Generalizability Concerns
Beyond internal validity, the design also struggles with external validity, which is the ability to apply your findings to other groups or settings. Studying a single group in a single context, with a single measurement, provides very little basis for claiming results would hold elsewhere. Group designs are generally considered superior because they minimize, though don’t necessarily eliminate, the major validity threats that make it hard to draw scientifically sound conclusions.
Some researchers have argued that single-case approaches can actually increase ecological validity, meaning the results reflect what happens in real, naturalistic settings rather than controlled lab environments. But this benefit doesn’t offset the fundamental inability to establish causation.
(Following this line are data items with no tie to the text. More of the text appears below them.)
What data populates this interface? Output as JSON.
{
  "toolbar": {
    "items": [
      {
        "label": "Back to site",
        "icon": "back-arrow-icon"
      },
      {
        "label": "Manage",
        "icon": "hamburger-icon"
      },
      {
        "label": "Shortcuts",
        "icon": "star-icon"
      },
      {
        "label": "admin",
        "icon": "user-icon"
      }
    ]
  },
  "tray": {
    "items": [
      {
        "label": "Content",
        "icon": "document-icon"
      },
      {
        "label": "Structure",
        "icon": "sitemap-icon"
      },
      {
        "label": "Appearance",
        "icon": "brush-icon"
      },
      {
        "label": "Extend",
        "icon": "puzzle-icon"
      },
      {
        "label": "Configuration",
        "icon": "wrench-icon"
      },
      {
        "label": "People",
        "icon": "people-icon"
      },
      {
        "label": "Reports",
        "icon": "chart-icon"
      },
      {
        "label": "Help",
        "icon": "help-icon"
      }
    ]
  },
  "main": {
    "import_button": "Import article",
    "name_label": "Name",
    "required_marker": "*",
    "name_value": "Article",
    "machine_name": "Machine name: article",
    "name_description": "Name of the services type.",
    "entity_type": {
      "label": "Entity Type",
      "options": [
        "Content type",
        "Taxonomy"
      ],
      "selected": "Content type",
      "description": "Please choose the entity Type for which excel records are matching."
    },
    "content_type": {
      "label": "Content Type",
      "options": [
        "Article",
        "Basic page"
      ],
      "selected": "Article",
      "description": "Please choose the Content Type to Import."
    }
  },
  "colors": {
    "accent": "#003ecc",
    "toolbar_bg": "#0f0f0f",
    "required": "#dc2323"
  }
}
Case-based methods are not positioned to replace group designs as the standard for experimental research, and that isn’t their purpose.
Avoiding Common Confusion
The one-shot case study is sometimes confused with single-case experimental designs, which are a distinct and more rigorous methodology. Single-case experimental designs involve purposeful manipulation of variables and repeated measurements over time. They can include baseline phases, intervention phases, and withdrawal phases that allow researchers to observe patterns of change. The one-shot case study does none of this. It measures once, after a single intervention, with no systematic attempt to control for alternative explanations.
It’s also different from a clinical case report, which describes the management of a patient or small group of patients without necessarily manipulating any variable or taking repeated measures. A case report documents what happened. A one-shot case study, minimal as it is, at least involves an intentional intervention followed by a planned observation.